Updated: Jan 11, 2021

I am continually interested in way of bringing art into interiors in order to shape them and evoke certain feelings. I used to live just next to a beach for a few years and I always miss sea when I'm not by it for some time. It's one of my happy places where I feel alive. This is a reason why I wanted to bring it into my home environment, to be able to gaze at it from one of my favourite sitting spots.

I thought of printing out a sea surface I could attach to a cupboard.

I found a photo and adjust its size to match cupboard door . I wanted to work in CMYK- using colour separation technique.


I thought it would be a quick 2 day little thing, but the whole process took a few weeks. Getting layers sorted, accessing screen print spaces, preparing big screens, waiting for paint to dry before adding another layer, experimenting, not achieving the result I was after and adjusting my idea- all that took quite some time.

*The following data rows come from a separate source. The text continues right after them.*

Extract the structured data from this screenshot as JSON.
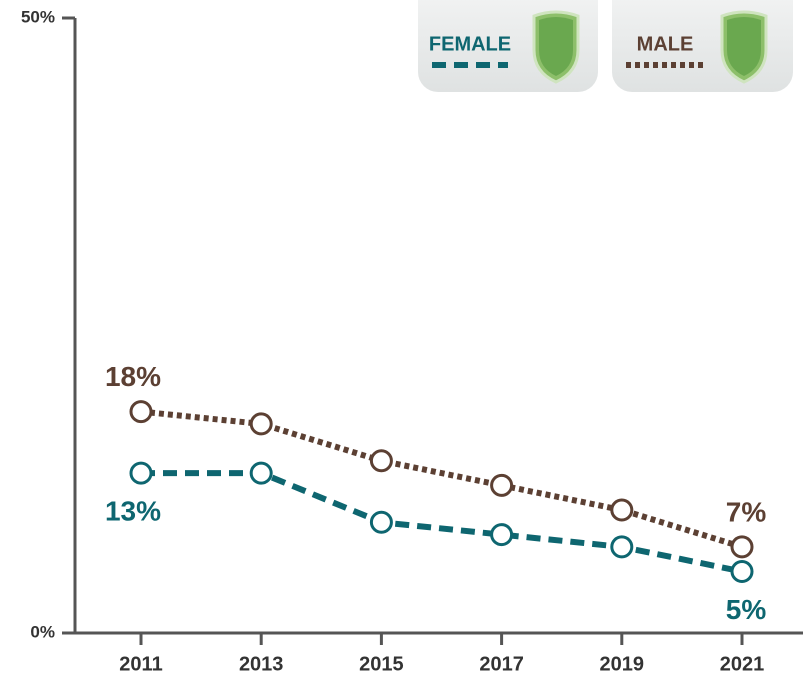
{
  "chart_data": {
    "type": "line",
    "categories": [
      "2011",
      "2013",
      "2015",
      "2017",
      "2019",
      "2021"
    ],
    "series": [
      {
        "name": "FEMALE",
        "color": "#0e6670",
        "line_style": "dashed",
        "values": [
          13,
          13,
          9,
          8,
          7,
          5
        ],
        "value_labels": [
          "13%",
          null,
          null,
          null,
          null,
          "5%"
        ]
      },
      {
        "name": "MALE",
        "color": "#5c4033",
        "line_style": "dotted",
        "values": [
          18,
          17,
          14,
          12,
          10,
          7
        ],
        "value_labels": [
          "18%",
          null,
          null,
          null,
          null,
          "7%"
        ]
      }
    ],
    "ylim": [
      0,
      50
    ],
    "yticks": [
      {
        "value": 0,
        "label": "0%"
      },
      {
        "value": 50,
        "label": "50%"
      }
    ],
    "grid": false
  }
}
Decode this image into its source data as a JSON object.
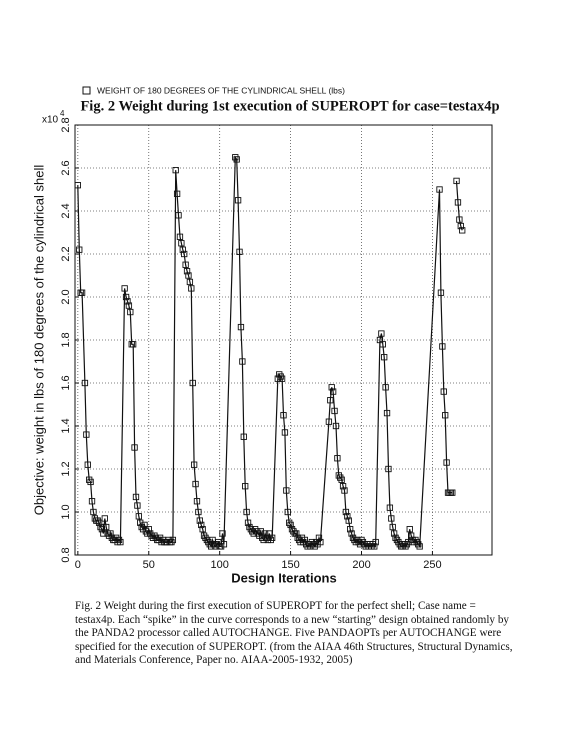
{
  "chart_data": {
    "type": "line",
    "legend_label": "WEIGHT OF 180 DEGREES OF THE CYLINDRICAL SHELL (lbs)",
    "title": "Fig. 2 Weight during 1st execution of SUPEROPT for case=testax4p",
    "y_multiplier": "x10",
    "y_multiplier_exponent": "4",
    "ylabel": "Objective: weight in lbs of 180 degrees of the cylindrical shell",
    "xlabel": "Design Iterations",
    "xlim": [
      -2,
      292
    ],
    "ylim": [
      0.8,
      2.8
    ],
    "xticks": [
      0,
      50,
      100,
      150,
      200,
      250
    ],
    "yticks": [
      0.8,
      {
        "value": 1,
        "label": "1.0"
      },
      1.2,
      1.4,
      1.6,
      1.8,
      {
        "value": 2,
        "label": "2.0"
      },
      2.2,
      2.4,
      2.6,
      2.8
    ],
    "grid": true,
    "marker": "square",
    "series": [
      {
        "name": "WEIGHT OF 180 DEGREES OF THE CYLINDRICAL SHELL (lbs)",
        "color": "#111111",
        "x": [
          0,
          1,
          2,
          3,
          5,
          6,
          7,
          8,
          9,
          10,
          11,
          12,
          13,
          14,
          15,
          16,
          17,
          18,
          19,
          20,
          21,
          22,
          23,
          24,
          25,
          26,
          27,
          28,
          29,
          30,
          33,
          34,
          35,
          36,
          37,
          38,
          39,
          40,
          41,
          42,
          43,
          44,
          45,
          46,
          47,
          48,
          49,
          50,
          51,
          52,
          53,
          54,
          55,
          56,
          57,
          58,
          59,
          60,
          61,
          62,
          63,
          64,
          65,
          66,
          67,
          69,
          70,
          71,
          72,
          73,
          74,
          75,
          76,
          77,
          78,
          79,
          80,
          81,
          82,
          83,
          84,
          85,
          86,
          87,
          88,
          89,
          90,
          91,
          92,
          93,
          94,
          95,
          96,
          97,
          98,
          99,
          100,
          101,
          102,
          103,
          111,
          112,
          113,
          114,
          115,
          116,
          117,
          118,
          119,
          120,
          121,
          122,
          123,
          124,
          125,
          126,
          127,
          128,
          129,
          130,
          131,
          132,
          133,
          134,
          135,
          136,
          137,
          141,
          142,
          143,
          144,
          145,
          146,
          147,
          148,
          149,
          150,
          151,
          152,
          153,
          154,
          155,
          156,
          157,
          158,
          159,
          160,
          161,
          162,
          163,
          164,
          165,
          166,
          167,
          168,
          169,
          170,
          171,
          177,
          178,
          179,
          180,
          181,
          182,
          183,
          184,
          185,
          186,
          187,
          188,
          189,
          190,
          191,
          192,
          193,
          194,
          195,
          196,
          197,
          198,
          199,
          200,
          201,
          202,
          203,
          204,
          205,
          206,
          207,
          208,
          209,
          210,
          213,
          214,
          215,
          216,
          217,
          218,
          219,
          220,
          221,
          222,
          223,
          224,
          225,
          226,
          227,
          228,
          229,
          230,
          231,
          232,
          233,
          234,
          235,
          236,
          237,
          238,
          239,
          240,
          241,
          255,
          256,
          257,
          258,
          259,
          260,
          261,
          262,
          263,
          264,
          265,
          267,
          268,
          269,
          270,
          271
        ],
        "values": [
          2.52,
          2.22,
          2.02,
          2.02,
          1.6,
          1.36,
          1.22,
          1.15,
          1.14,
          1.05,
          1.0,
          0.97,
          0.96,
          0.96,
          0.95,
          0.93,
          0.92,
          0.9,
          0.97,
          0.93,
          0.9,
          0.89,
          0.9,
          0.88,
          0.87,
          0.87,
          0.88,
          0.86,
          0.87,
          0.86,
          2.04,
          2.0,
          1.98,
          1.96,
          1.93,
          1.78,
          1.78,
          1.3,
          1.07,
          1.03,
          0.98,
          0.95,
          0.93,
          0.92,
          0.94,
          0.91,
          0.9,
          0.92,
          0.9,
          0.89,
          0.88,
          0.89,
          0.88,
          0.87,
          0.87,
          0.88,
          0.86,
          0.87,
          0.86,
          0.86,
          0.86,
          0.87,
          0.86,
          0.86,
          0.87,
          2.59,
          2.48,
          2.38,
          2.28,
          2.25,
          2.22,
          2.2,
          2.15,
          2.12,
          2.1,
          2.07,
          2.04,
          1.6,
          1.22,
          1.13,
          1.05,
          1.0,
          0.96,
          0.94,
          0.92,
          0.89,
          0.88,
          0.87,
          0.86,
          0.85,
          0.84,
          0.87,
          0.85,
          0.84,
          0.85,
          0.86,
          0.84,
          0.84,
          0.9,
          0.85,
          2.65,
          2.64,
          2.45,
          2.21,
          1.86,
          1.7,
          1.35,
          1.12,
          1.0,
          0.95,
          0.93,
          0.92,
          0.91,
          0.9,
          0.92,
          0.91,
          0.9,
          0.89,
          0.91,
          0.88,
          0.87,
          0.9,
          0.88,
          0.87,
          0.9,
          0.87,
          0.88,
          1.62,
          1.64,
          1.63,
          1.62,
          1.45,
          1.37,
          1.1,
          1.0,
          0.95,
          0.94,
          0.92,
          0.91,
          0.9,
          0.9,
          0.88,
          0.87,
          0.86,
          0.88,
          0.86,
          0.87,
          0.85,
          0.84,
          0.85,
          0.84,
          0.86,
          0.85,
          0.84,
          0.86,
          0.85,
          0.88,
          0.86,
          1.42,
          1.52,
          1.58,
          1.56,
          1.47,
          1.4,
          1.25,
          1.17,
          1.16,
          1.15,
          1.12,
          1.1,
          1.0,
          0.98,
          0.96,
          0.92,
          0.9,
          0.88,
          0.87,
          0.86,
          0.87,
          0.86,
          0.85,
          0.87,
          0.86,
          0.85,
          0.84,
          0.85,
          0.84,
          0.85,
          0.84,
          0.85,
          0.84,
          0.86,
          1.8,
          1.83,
          1.78,
          1.72,
          1.58,
          1.46,
          1.2,
          1.02,
          0.97,
          0.93,
          0.9,
          0.88,
          0.87,
          0.86,
          0.85,
          0.84,
          0.84,
          0.85,
          0.84,
          0.85,
          0.86,
          0.92,
          0.89,
          0.87,
          0.86,
          0.87,
          0.86,
          0.85,
          0.84,
          2.5,
          2.02,
          1.77,
          1.56,
          1.45,
          1.23,
          1.09,
          1.09,
          1.09,
          1.09,
          null,
          2.54,
          2.44,
          2.36,
          2.33,
          2.31
        ]
      }
    ]
  },
  "caption": "Fig. 2 Weight during the first execution of SUPEROPT for the perfect shell; Case name = testax4p. Each “spike” in the curve corresponds to a new “starting” design obtained randomly by the PANDA2 processor called AUTOCHANGE. Five PANDAOPTs per AUTOCHANGE were specified for the execution of SUPEROPT. (from the AIAA 46th Structures, Structural Dynamics, and Materials Conference, Paper no. AIAA-2005-1932, 2005)"
}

It did make me confident in printing on a large scale. I finally got the colour I was after (after changing the main concept a little) and I also got very excited about unrealistic colour layering -just experimenting and seeing what happens. I have not finished playing with possibilities due to lock down and will hopefully get another chance to come back to it.


Here's my process:


The photo of my choice had had mainly blue and yellow channel visible and each of them made a separate layer ( below those 2 channels I made screens from). There was no black apparent and magenta was hardly visible. With some help I got magenta layer adjusted for the printing process, but it just a few flickers of it showing in lights.

My initial idea was to lightly misalign the layers so that the final image would be mainly turquoise, with slight edges of blue, yellow and magenta showing.



Here are blue and yellow channel separately and printed together (on the far left). Misaligning layers didn't look nice and with without magenta in midtones and blacks, I wasn't getting the effect I imagined. I decided then to get a print that would fairly resemble the original photo. It was really tricky to align even 2 layers together as the format was big I I had to literally slot tiny pixels into one another. Unfortunately the final colour seemed too saturated and intense when I brought it back home to see how it looks with the rest of the interior. Having gone so far, I was determined to keep going


I also started randomly playing with various colours- it hasn't got me to any pleasing result yet, but got me some indications what to mix net



Running out of time I decided to simply focus on blue channel, which gave enough of visual information to feel that the sea was realistic. I mixed 3 similar colours and that's the result:



I was happy with these and felt like I could stop at this point.